Burn (injury)

From ArticleWorld

A burn injury is a special type of injury caused by factors like heat, chemical substances, radiation or electricity. Mild burn injuries are not deadly, but if they are very deep or if they cover large areas of the body, they can be deadly or cause complications. If a burn injury, no matter how mild, affects an organ of the body (like those occurring to lungs when hot smoke is inhaled) should be treated as medical emergencies.

Types of burn injury

Modern vernacular terminology includes three basic degrees:

  1. First degree burns. These burn injuries are superficial, and symptoms are limited to redness and pain of the skin.
  2. Second degree burns are more profound. They also include redness and pain, but also cause blistering of the skin.
  3. Third degree burns are quite similar to second degree burns. However, they also cause charring of the skin, or the formation of a special type of scab called eschar. These scabs are separated from the unaffected part, burning away nerves as well. This renders them painless, but not less dangerous.
  4. There is also a "fourth degree", when the burn affects the tissues under the skin, like muscles or bones. These can lead to severe complications.

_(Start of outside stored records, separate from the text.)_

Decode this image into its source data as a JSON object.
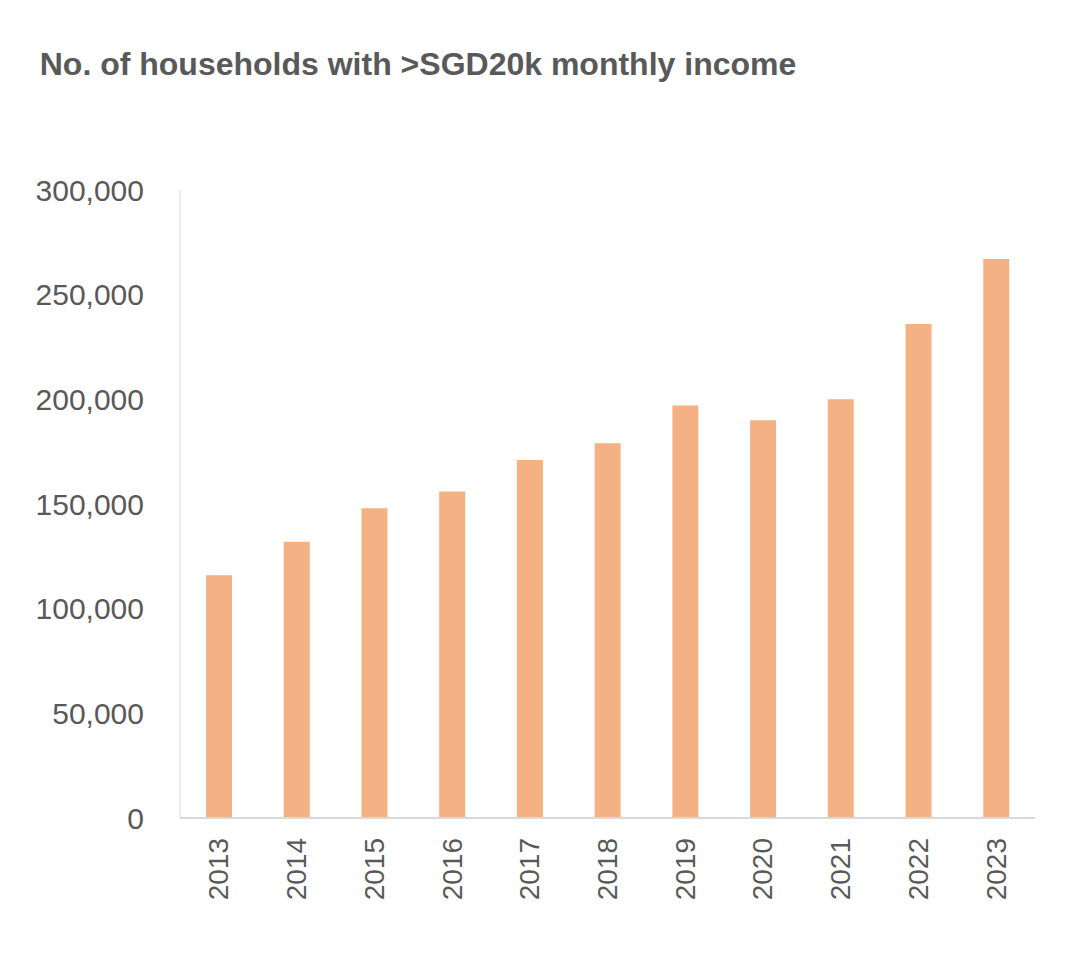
{
  "chart_data": {
    "type": "bar",
    "title": "No. of households with >SGD20k monthly income",
    "categories": [
      "2013",
      "2014",
      "2015",
      "2016",
      "2017",
      "2018",
      "2019",
      "2020",
      "2021",
      "2022",
      "2023"
    ],
    "values": [
      116000,
      132000,
      148000,
      156000,
      171000,
      179000,
      197000,
      190000,
      200000,
      236000,
      267000
    ],
    "color": "#f4b183",
    "ylim": [
      0,
      300000
    ],
    "yticks": [
      0,
      {
        "value": 50000,
        "label": "50,000"
      },
      {
        "value": 100000,
        "label": "100,000"
      },
      {
        "value": 150000,
        "label": "150,000"
      },
      {
        "value": 200000,
        "label": "200,000"
      },
      {
        "value": 250000,
        "label": "250,000"
      },
      {
        "value": 300000,
        "label": "300,000"
      }
    ],
    "grid": false
  }
}
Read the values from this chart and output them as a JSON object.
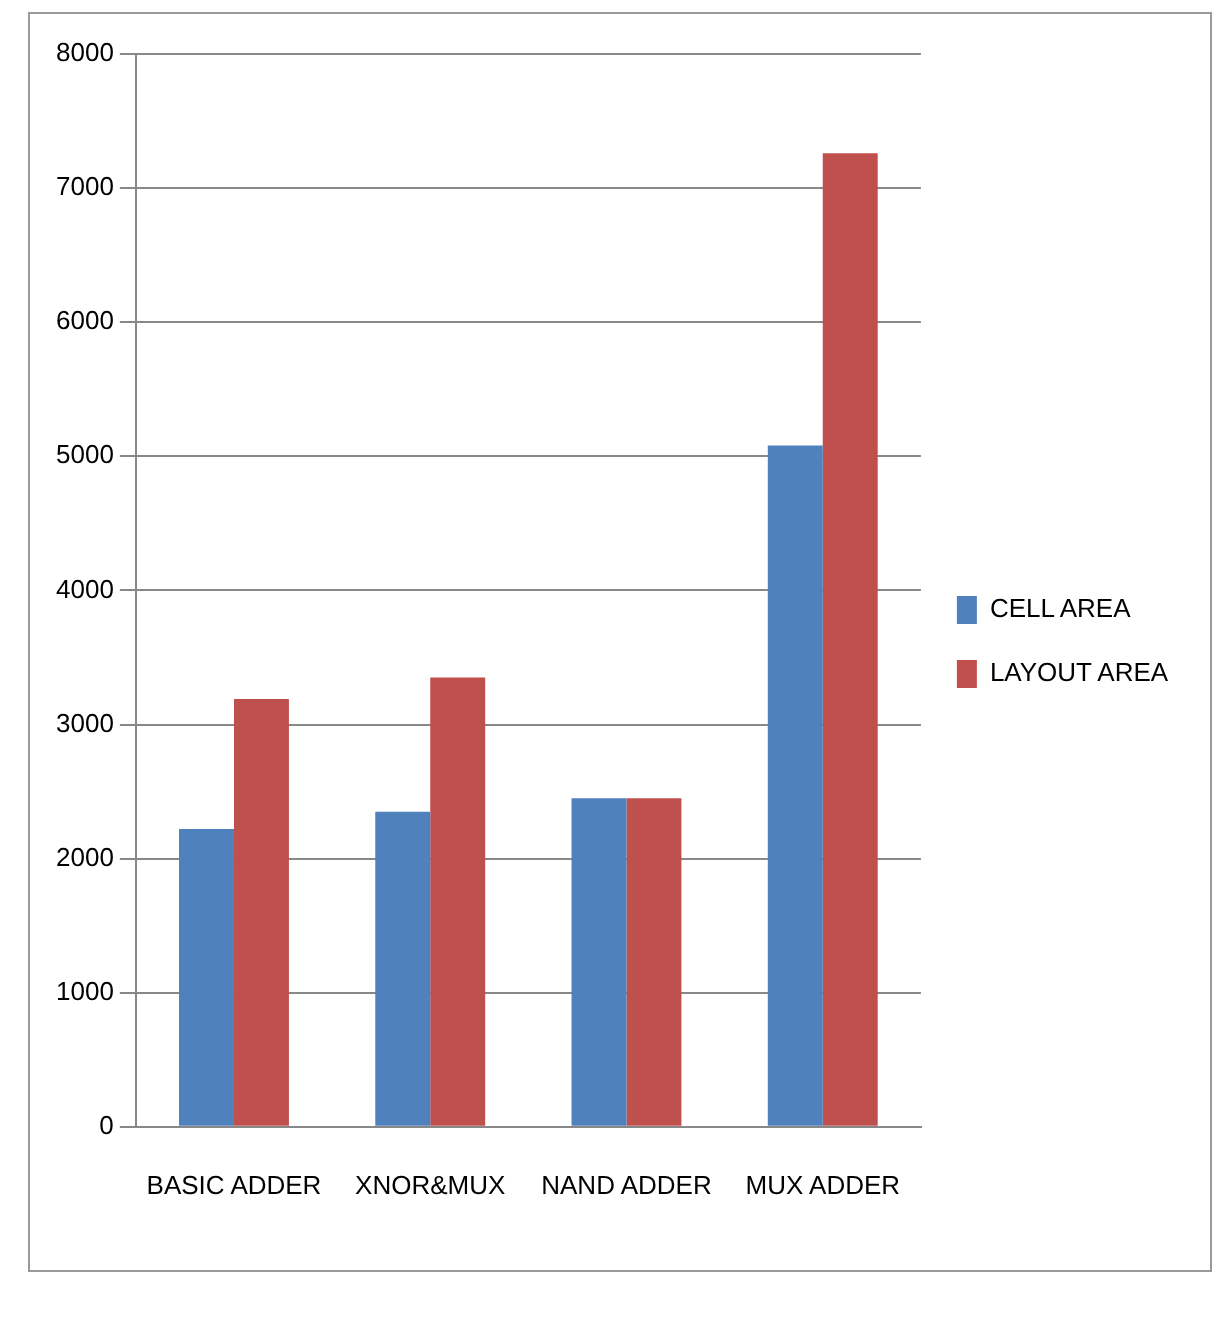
{
  "chart_data": {
    "type": "bar",
    "categories": [
      "BASIC ADDER",
      "XNOR&MUX",
      "NAND ADDER",
      "MUX ADDER"
    ],
    "series": [
      {
        "name": "CELL AREA",
        "color": "#4f81bd",
        "values": [
          2220,
          2350,
          2450,
          5080
        ]
      },
      {
        "name": "LAYOUT AREA",
        "color": "#c0504d",
        "values": [
          3190,
          3350,
          2450,
          7260
        ]
      }
    ],
    "ylim": [
      0,
      8000
    ],
    "yticks": [
      0,
      1000,
      2000,
      3000,
      4000,
      5000,
      6000,
      7000,
      8000
    ],
    "grid": "y",
    "legend": "right"
  }
}
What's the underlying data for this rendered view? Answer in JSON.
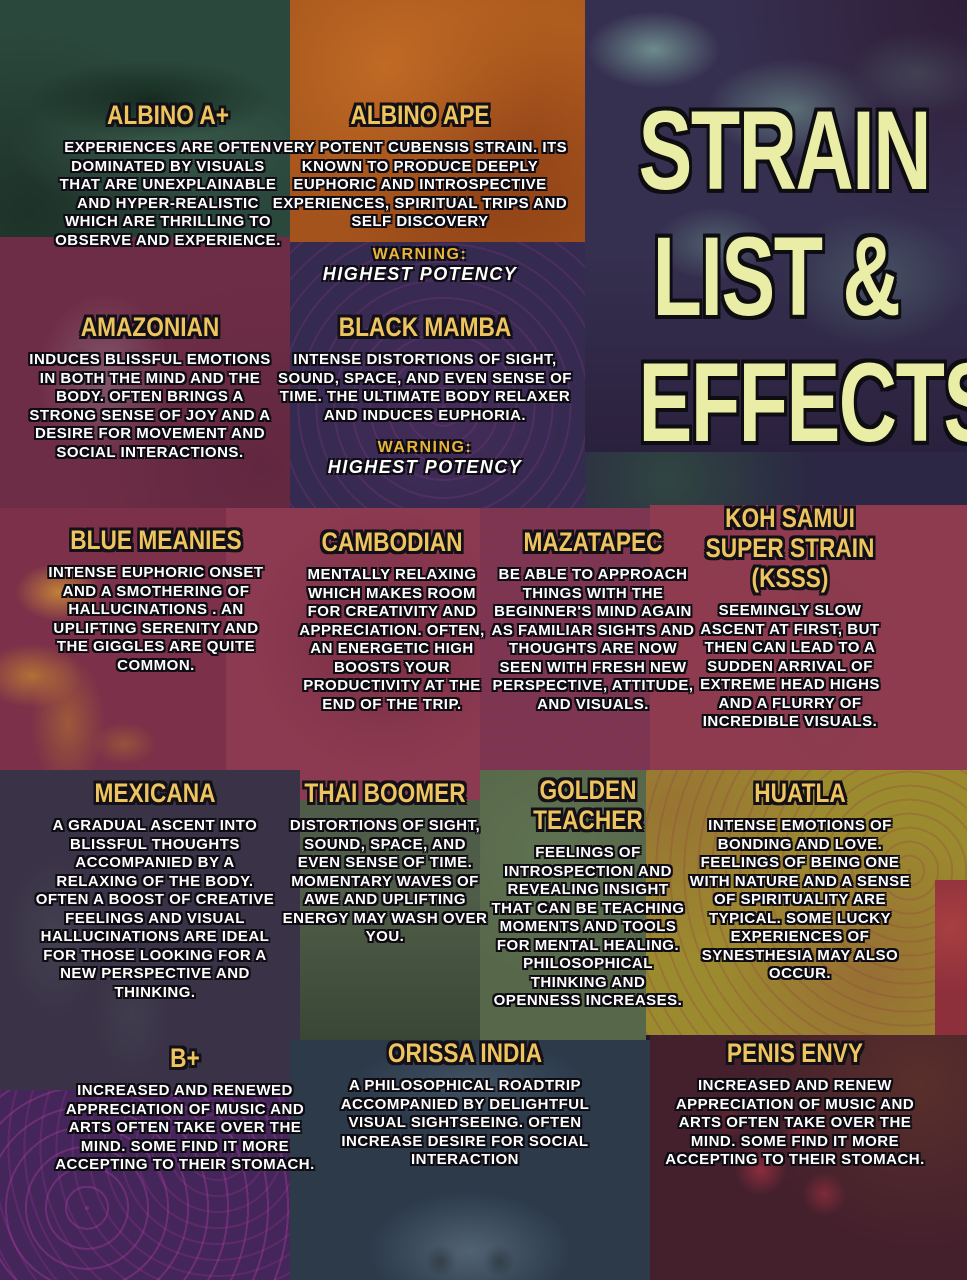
{
  "poster": {
    "title": {
      "lines": [
        "STRAIN",
        "LIST &",
        "EFFECTS"
      ]
    },
    "warning": {
      "label": "WARNING:",
      "value": "HIGHEST POTENCY"
    },
    "colors": {
      "strain_name_yellow": "#eec45e",
      "title_yellow": "#e9eda6",
      "body_text_white": "#ffffff",
      "warning_yellow": "#e8b43a",
      "row_maroon": "#8e3b4f",
      "tile_orange": "#a4531c",
      "tile_olive": "#9c8a2f",
      "tile_teal_mushroom": "#363050"
    },
    "strains": [
      {
        "name": "ALBINO A+",
        "description": "EXPERIENCES ARE OFTEN DOMINATED BY VISUALS THAT ARE UNEXPLAINABLE AND HYPER-REALISTIC WHICH ARE THRILLING TO OBSERVE AND EXPERIENCE.",
        "has_warning": false
      },
      {
        "name": "ALBINO APE",
        "description": "VERY POTENT CUBENSIS STRAIN. ITS KNOWN TO PRODUCE DEEPLY EUPHORIC AND INTROSPECTIVE EXPERIENCES, SPIRITUAL TRIPS AND SELF DISCOVERY",
        "has_warning": true
      },
      {
        "name": "AMAZONIAN",
        "description": "INDUCES BLISSFUL EMOTIONS IN BOTH THE MIND AND THE BODY. OFTEN BRINGS A STRONG SENSE OF JOY AND A DESIRE FOR MOVEMENT AND SOCIAL INTERACTIONS.",
        "has_warning": false
      },
      {
        "name": "BLACK MAMBA",
        "description": "INTENSE DISTORTIONS OF SIGHT, SOUND, SPACE, AND EVEN SENSE OF TIME. THE ULTIMATE BODY RELAXER AND INDUCES EUPHORIA.",
        "has_warning": true
      },
      {
        "name": "BLUE MEANIES",
        "description": "INTENSE EUPHORIC ONSET AND A SMOTHERING OF HALLUCINATIONS . AN UPLIFTING SERENITY AND THE GIGGLES ARE QUITE COMMON.",
        "has_warning": false
      },
      {
        "name": "CAMBODIAN",
        "description": "MENTALLY RELAXING WHICH MAKES ROOM FOR CREATIVITY AND APPRECIATION. OFTEN, AN ENERGETIC HIGH BOOSTS YOUR PRODUCTIVITY AT THE END OF THE TRIP.",
        "has_warning": false
      },
      {
        "name": "MAZATAPEC",
        "description": "BE ABLE TO APPROACH THINGS WITH THE BEGINNER'S MIND AGAIN AS FAMILIAR SIGHTS AND THOUGHTS ARE NOW SEEN WITH FRESH NEW PERSPECTIVE, ATTITUDE, AND VISUALS.",
        "has_warning": false
      },
      {
        "name": "KOH SAMUI SUPER STRAIN (KSSS)",
        "description": "SEEMINGLY SLOW ASCENT AT FIRST, BUT THEN CAN LEAD TO A SUDDEN ARRIVAL OF EXTREME HEAD HIGHS AND A FLURRY OF INCREDIBLE VISUALS.",
        "has_warning": false
      },
      {
        "name": "MEXICANA",
        "description": "A GRADUAL ASCENT INTO BLISSFUL THOUGHTS ACCOMPANIED BY A RELAXING OF THE BODY. OFTEN A BOOST OF CREATIVE FEELINGS AND VISUAL HALLUCINATIONS ARE IDEAL FOR THOSE LOOKING FOR A NEW PERSPECTIVE AND THINKING.",
        "has_warning": false
      },
      {
        "name": "THAI BOOMER",
        "description": "DISTORTIONS OF SIGHT, SOUND, SPACE, AND EVEN SENSE OF TIME. MOMENTARY WAVES OF AWE AND UPLIFTING ENERGY MAY WASH OVER YOU.",
        "has_warning": false
      },
      {
        "name": "GOLDEN TEACHER",
        "description": "FEELINGS OF INTROSPECTION AND REVEALING INSIGHT THAT CAN BE TEACHING MOMENTS AND TOOLS FOR MENTAL HEALING. PHILOSOPHICAL THINKING AND OPENNESS INCREASES.",
        "has_warning": false
      },
      {
        "name": "HUATLA",
        "description": "INTENSE EMOTIONS OF BONDING AND LOVE. FEELINGS OF BEING ONE WITH NATURE AND A SENSE OF SPIRITUALITY ARE TYPICAL. SOME LUCKY EXPERIENCES OF SYNESTHESIA MAY ALSO OCCUR.",
        "has_warning": false
      },
      {
        "name": "B+",
        "description": "INCREASED AND RENEWED APPRECIATION OF MUSIC AND ARTS OFTEN TAKE OVER THE MIND. SOME FIND IT MORE ACCEPTING TO THEIR STOMACH.",
        "has_warning": false
      },
      {
        "name": "ORISSA INDIA",
        "description": "A PHILOSOPHICAL ROADTRIP ACCOMPANIED BY DELIGHTFUL VISUAL SIGHTSEEING. OFTEN INCREASE DESIRE FOR SOCIAL INTERACTION",
        "has_warning": false
      },
      {
        "name": "PENIS ENVY",
        "description": "INCREASED AND RENEW APPRECIATION OF MUSIC AND ARTS OFTEN TAKE OVER THE MIND. SOME FIND IT MORE ACCEPTING TO THEIR STOMACH.",
        "has_warning": false
      }
    ]
  }
}
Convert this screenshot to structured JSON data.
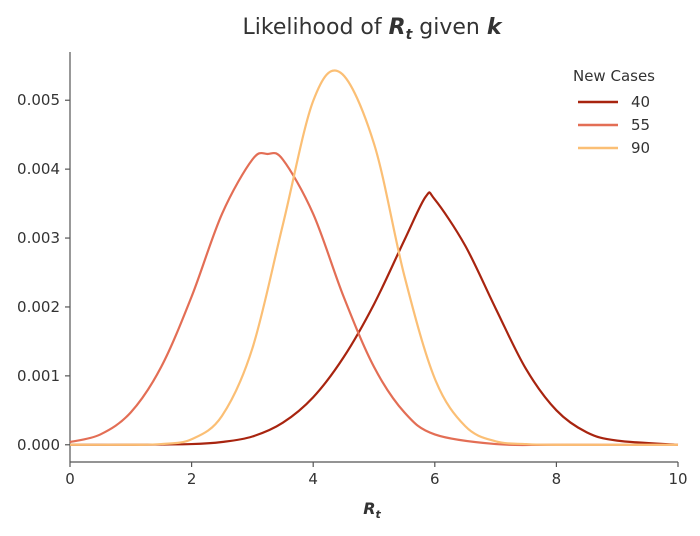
{
  "chart_data": {
    "type": "line",
    "title_prefix": "Likelihood of ",
    "title_r_symbol": "R",
    "title_r_subscript": "t",
    "title_middle": " given ",
    "title_k_symbol": "k",
    "xlabel_symbol": "R",
    "xlabel_subscript": "t",
    "ylabel": "",
    "xlim": [
      0,
      10
    ],
    "ylim": [
      -0.00025,
      0.0057
    ],
    "x_ticks": [
      0,
      2,
      4,
      6,
      8,
      10
    ],
    "x_tick_labels": [
      "0",
      "2",
      "4",
      "6",
      "8",
      "10"
    ],
    "y_ticks": [
      0,
      0.001,
      0.002,
      0.003,
      0.004,
      0.005
    ],
    "y_tick_labels": [
      "0.000",
      "0.001",
      "0.002",
      "0.003",
      "0.004",
      "0.005"
    ],
    "grid": false,
    "legend_title": "New Cases",
    "legend_position": "top-right",
    "series": [
      {
        "name": "40",
        "color": "#a8240f",
        "x": [
          0,
          1,
          2,
          2.5,
          3,
          3.5,
          4,
          4.5,
          5,
          5.5,
          5.85,
          6,
          6.5,
          7,
          7.5,
          8,
          8.5,
          9,
          10
        ],
        "y": [
          0.0,
          0.0,
          1e-05,
          4e-05,
          0.00012,
          0.00032,
          0.00069,
          0.00127,
          0.00204,
          0.00297,
          0.0036,
          0.00356,
          0.00289,
          0.00198,
          0.0011,
          0.0005,
          0.00018,
          6e-05,
          0.0
        ]
      },
      {
        "name": "55",
        "color": "#e36e55",
        "x": [
          0,
          0.5,
          1,
          1.5,
          2,
          2.5,
          3,
          3.25,
          3.5,
          4,
          4.5,
          5,
          5.5,
          6,
          7,
          8,
          10
        ],
        "y": [
          4e-05,
          0.00015,
          0.00047,
          0.00113,
          0.00215,
          0.00335,
          0.00414,
          0.00422,
          0.00414,
          0.00335,
          0.00215,
          0.00113,
          0.00047,
          0.00015,
          1e-05,
          0.0,
          0.0
        ]
      },
      {
        "name": "90",
        "color": "#fbbf75",
        "x": [
          0,
          1,
          1.5,
          2,
          2.5,
          3,
          3.5,
          4,
          4.45,
          5,
          5.5,
          6,
          6.5,
          7,
          7.5,
          8,
          10
        ],
        "y": [
          0.0,
          0.0,
          1e-05,
          8e-05,
          0.00042,
          0.0014,
          0.00319,
          0.00499,
          0.0054,
          0.00437,
          0.00245,
          0.00096,
          0.00027,
          5e-05,
          1e-05,
          0.0,
          0.0
        ]
      }
    ]
  }
}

Chemical burns are caused by corrosive agents, like sodium hydroxide or nitrous acid. In fact, most of the burn-causing chemical compounds are acids or bases. External chemical burns can lead scars if they are severe enough. Internal chemical burns can be associated with poisoning, rendering them more difficult to treat.

Electrical burns can appear due to events like electrocution, lightning strike or defibrilation without conductive gel. In most cases of electrical burns, the external area affected by the burn is minimum, but the internal injuries can be severe and extended on large areas. Electrical burns can be deadly.

A special type of burning is the scald -- a burn injury caused by a non-solid material, like hot water or vapors. Scalds are normally regional and non-deadly, but they can cause serious damage if they enter an orifice.

First aid and treatment

First aid in burn injury cases should consist of immersing the injured area or limb into cool, clean water. This is done in order to cool down the burnt area and prevent potential infections. Under no circumstances should the area be immersed in a flammable, corrosive or dense liquids like petrol, alcohol or oil, or in unclean water.

Scars and other complications can be seriously improved if treatment is carried out in a specialized unit instead of a regular hospital.